The work you do at McGraw Hill will be work that matters. We are collectively designing content that will build the future of education. Play your part and experience a sense of fulfillment that will inspire you to even greater heights.

 

The pay range for this position is between $140,000 - 167,000 CAD.However, base pay offered may vary depending on job-related knowledge, skills, experience, and location. An annual bonus plan may be provided as part of the compensation package, in addition to a full range of medical and/or other benefits, depending on the position offered.  

 

McGraw Hill recruiters always use a "@mheducation.com" or "@careers.mheducation.com" email addresses and/or from our Applicant Tracking System, iCIMS. Any variation of this email domain should be considered suspicious.

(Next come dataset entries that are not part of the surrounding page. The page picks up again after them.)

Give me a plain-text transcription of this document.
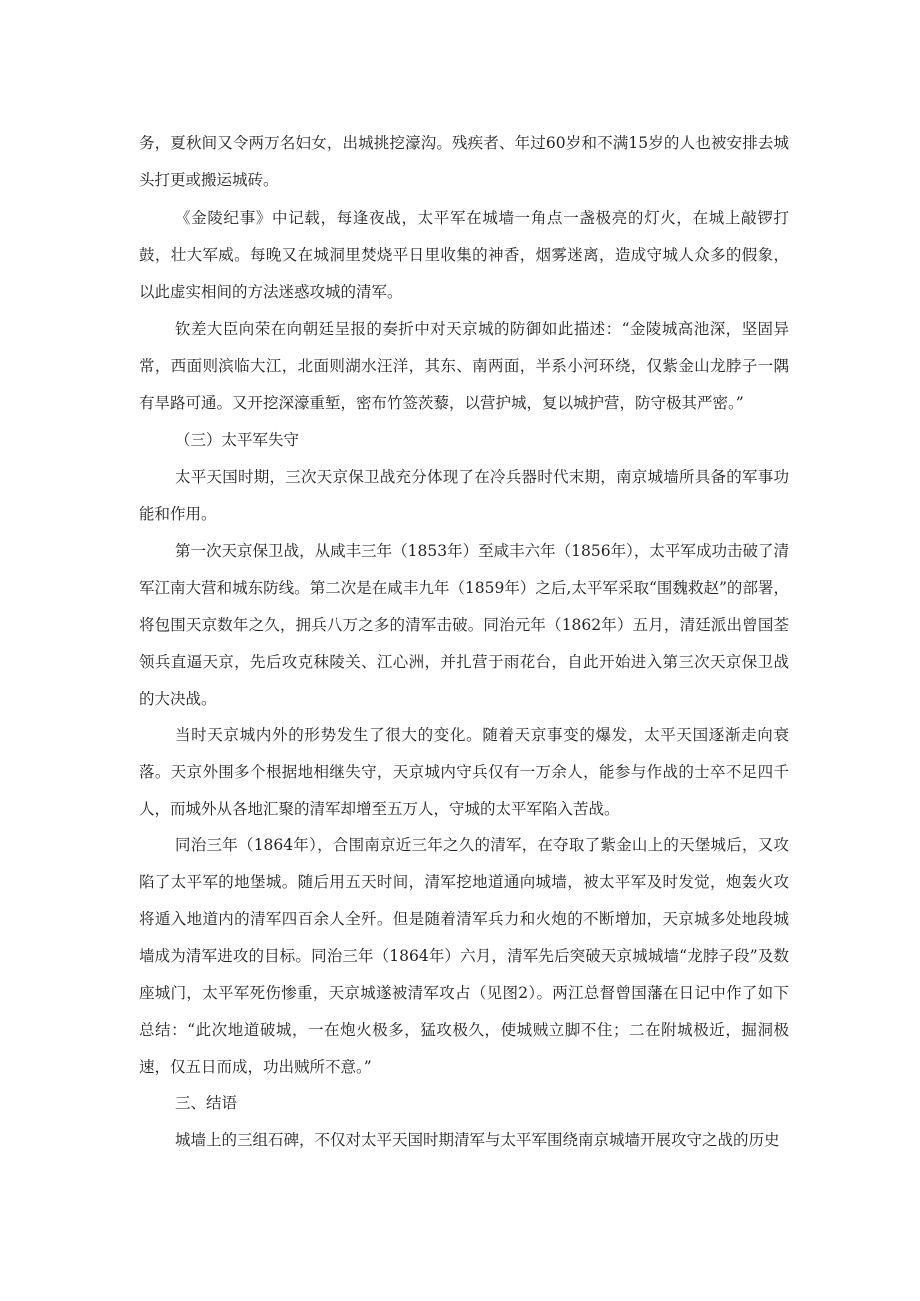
务，夏秋间又令两万名妇女，出城挑挖濠沟。残疾者、年过60岁和不满15岁的人也被安排去城头打更或搬运城砖。

《金陵纪事》中记载，每逢夜战，太平军在城墙一角点一盏极亮的灯火，在城上敲锣打鼓，壮大军威。每晚又在城洞里焚烧平日里收集的神香，烟雾迷离，造成守城人众多的假象，以此虚实相间的方法迷惑攻城的清军。

钦差大臣向荣在向朝廷呈报的奏折中对天京城的防御如此描述：“金陵城高池深，坚固异常，西面则滨临大江，北面则湖水汪洋，其东、南两面，半系小河环绕，仅紫金山龙脖子一隅有旱路可通。又开挖深濠重堑，密布竹签茨藜，以营护城，复以城护营，防守极其严密。”

（三）太平军失守

太平天国时期，三次天京保卫战充分体现了在冷兵器时代末期，南京城墙所具备的军事功能和作用。

第一次天京保卫战，从咸丰三年（1853年）至咸丰六年（1856年），太平军成功击破了清军江南大营和城东防线。第二次是在咸丰九年（1859年）之后,太平军采取“围魏救赵”的部署，将包围天京数年之久，拥兵八万之多的清军击破。同治元年（1862年）五月，清廷派出曾国荃领兵直逼天京，先后攻克秣陵关、江心洲，并扎营于雨花台，自此开始进入第三次天京保卫战的大决战。

当时天京城内外的形势发生了很大的变化。随着天京事变的爆发，太平天国逐渐走向衰落。天京外围多个根据地相继失守，天京城内守兵仅有一万余人，能参与作战的士卒不足四千人，而城外从各地汇聚的清军却增至五万人，守城的太平军陷入苦战。

同治三年（1864年），合围南京近三年之久的清军，在夺取了紫金山上的天堡城后，又攻陷了太平军的地堡城。随后用五天时间，清军挖地道通向城墙，被太平军及时发觉，炮轰火攻将遁入地道内的清军四百余人全歼。但是随着清军兵力和火炮的不断增加，天京城多处地段城墙成为清军进攻的目标。同治三年（1864年）六月，清军先后突破天京城城墙“龙脖子段”及数座城门，太平军死伤惨重，天京城遂被清军攻占（见图2）。两江总督曾国藩在日记中作了如下总结：“此次地道破城，一在炮火极多，猛攻极久，使城贼立脚不住；二在附城极近，掘洞极速，仅五日而成，功出贼所不意。”

三、结语

城墙上的三组石碑，不仅对太平天国时期清军与太平军围绕南京城墙开展攻守之战的历史
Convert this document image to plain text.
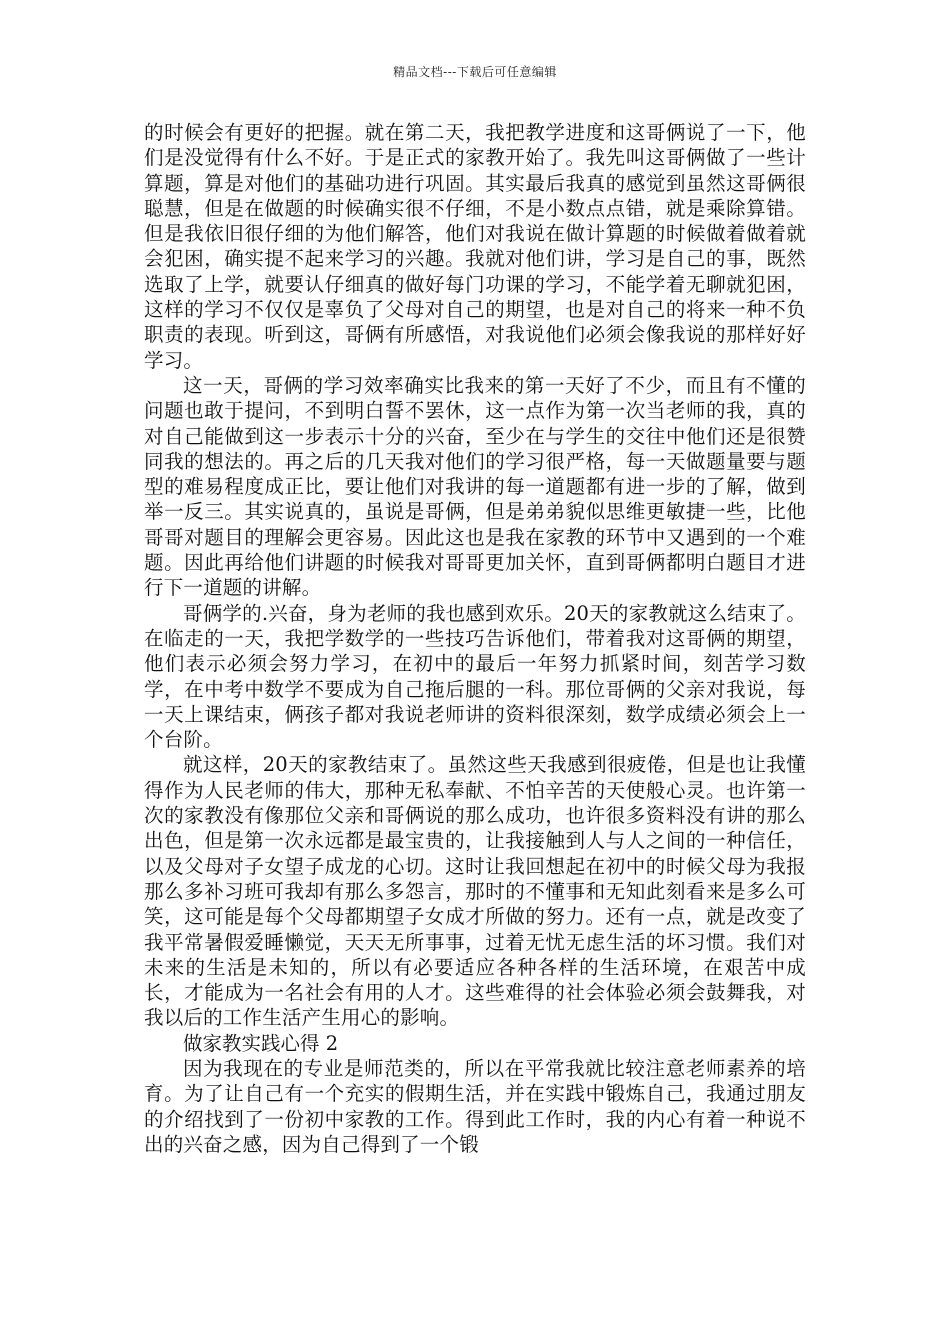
精品文档---下载后可任意编辑

的时候会有更好的把握。就在第二天，我把教学进度和这哥俩说了一下，他们是没觉得有什么不好。于是正式的家教开始了。我先叫这哥俩做了一些计算题，算是对他们的基础功进行巩固。其实最后我真的感觉到虽然这哥俩很聪慧，但是在做题的时候确实很不仔细，不是小数点点错，就是乘除算错。但是我依旧很仔细的为他们解答，他们对我说在做计算题的时候做着做着就会犯困，确实提不起来学习的兴趣。我就对他们讲，学习是自己的事，既然选取了上学，就要认仔细真的做好每门功课的学习，不能学着无聊就犯困，这样的学习不仅仅是辜负了父母对自己的期望，也是对自己的将来一种不负职责的表现。听到这，哥俩有所感悟，对我说他们必须会像我说的那样好好学习。

这一天，哥俩的学习效率确实比我来的第一天好了不少，而且有不懂的问题也敢于提问，不到明白誓不罢休，这一点作为第一次当老师的我，真的对自己能做到这一步表示十分的兴奋，至少在与学生的交往中他们还是很赞同我的想法的。再之后的几天我对他们的学习很严格，每一天做题量要与题型的难易程度成正比，要让他们对我讲的每一道题都有进一步的了解，做到举一反三。其实说真的，虽说是哥俩，但是弟弟貌似思维更敏捷一些，比他哥哥对题目的理解会更容易。因此这也是我在家教的环节中又遇到的一个难题。因此再给他们讲题的时候我对哥哥更加关怀，直到哥俩都明白题目才进行下一道题的讲解。

哥俩学的.兴奋，身为老师的我也感到欢乐。20天的家教就这么结束了。在临走的一天，我把学数学的一些技巧告诉他们，带着我对这哥俩的期望，他们表示必须会努力学习，在初中的最后一年努力抓紧时间，刻苦学习数学，在中考中数学不要成为自己拖后腿的一科。那位哥俩的父亲对我说，每一天上课结束，俩孩子都对我说老师讲的资料很深刻，数学成绩必须会上一个台阶。

就这样，20天的家教结束了。虽然这些天我感到很疲倦，但是也让我懂得作为人民老师的伟大，那种无私奉献、不怕辛苦的天使般心灵。也许第一次的家教没有像那位父亲和哥俩说的那么成功，也许很多资料没有讲的那么出色，但是第一次永远都是最宝贵的，让我接触到人与人之间的一种信任，以及父母对子女望子成龙的心切。这时让我回想起在初中的时候父母为我报那么多补习班可我却有那么多怨言，那时的不懂事和无知此刻看来是多么可笑，这可能是每个父母都期望子女成才所做的努力。还有一点，就是改变了我平常暑假爱睡懒觉，天天无所事事，过着无忧无虑生活的坏习惯。我们对未来的生活是未知的，所以有必要适应各种各样的生活环境，在艰苦中成长，才能成为一名社会有用的人才。这些难得的社会体验必须会鼓舞我，对我以后的工作生活产生用心的影响。

做家教实践心得 2

因为我现在的专业是师范类的，所以在平常我就比较注意老师素养的培育。为了让自己有一个充实的假期生活，并在实践中锻炼自己，我通过朋友的介绍找到了一份初中家教的工作。得到此工作时，我的内心有着一种说不出的兴奋之感，因为自己得到了一个锻
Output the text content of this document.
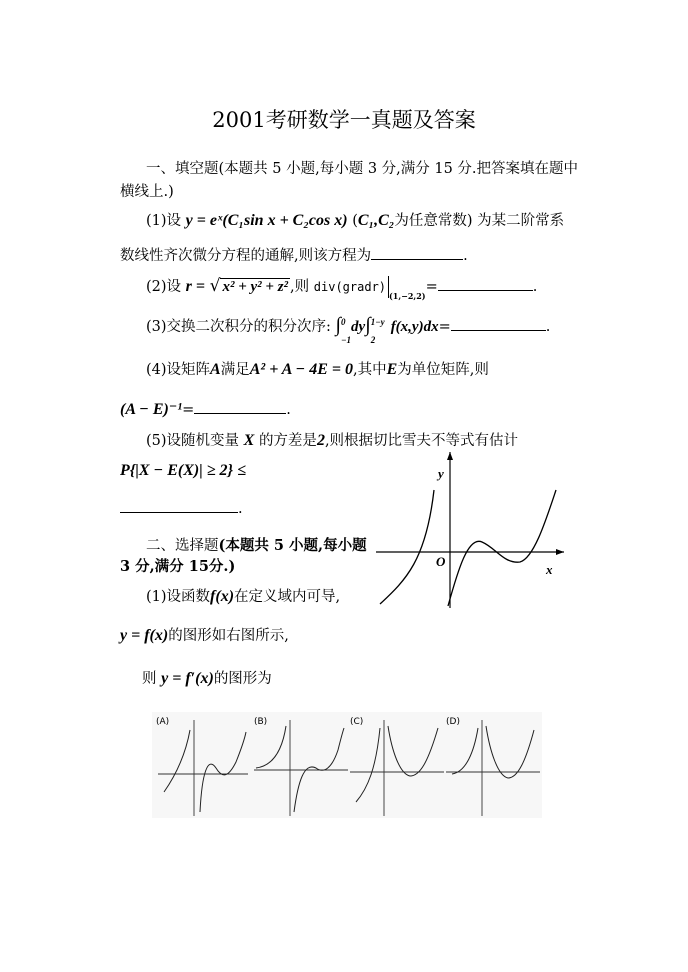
2001考研数学一真题及答案
一、填空题(本题共 5 小题,每小题 3 分,满分 15 分.把答案填在题中
横线上.)
(1)设 y = eˣ(C₁sin x + C₂cos x) (C₁,C₂为任意常数) 为某二阶常系
数线性齐次微分方程的通解,则该方程为	.
(2)设 r = √ x² + y² + z² ,则 $div(gradr)_{(1,-2,2)}=$	.
(3)交换二次积分的积分次序: ∫ 0
−1
dy∫ 1−y
2
f(x,y)dx=	.
(4)设矩阵A满足A² + A − 4E = 0,其中E为单位矩阵,则
(A − E)⁻¹=	.
(5)设随机变量 X 的方差是2,则根据切比雪夫不等式有估计
P{|X − E(X)| ≥ 2} ≤
.
二、选择题(本题共 5 小题,每小题
3 分,满分 15分.)
(1)设函数f(x)在定义域内可导,
y = f(x)的图形如右图所示,
则 y = f′(x)的图形为
y
x
O
(A)	(B)	(C)	(D)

Additionally, McGraw Hill recruiters and authorized representatives will never request sensitive information in email.

 

CAN_TECH_25

McGraw Hill uses an automated employment decision tool (AEDT) to assist in the screening process by recommending candidates with "like skills" based on resume and job data. To request an alternative screening process, please select "Opt-Out" when asked to "Consent to use of Automated Employment Decision Tools" during the application.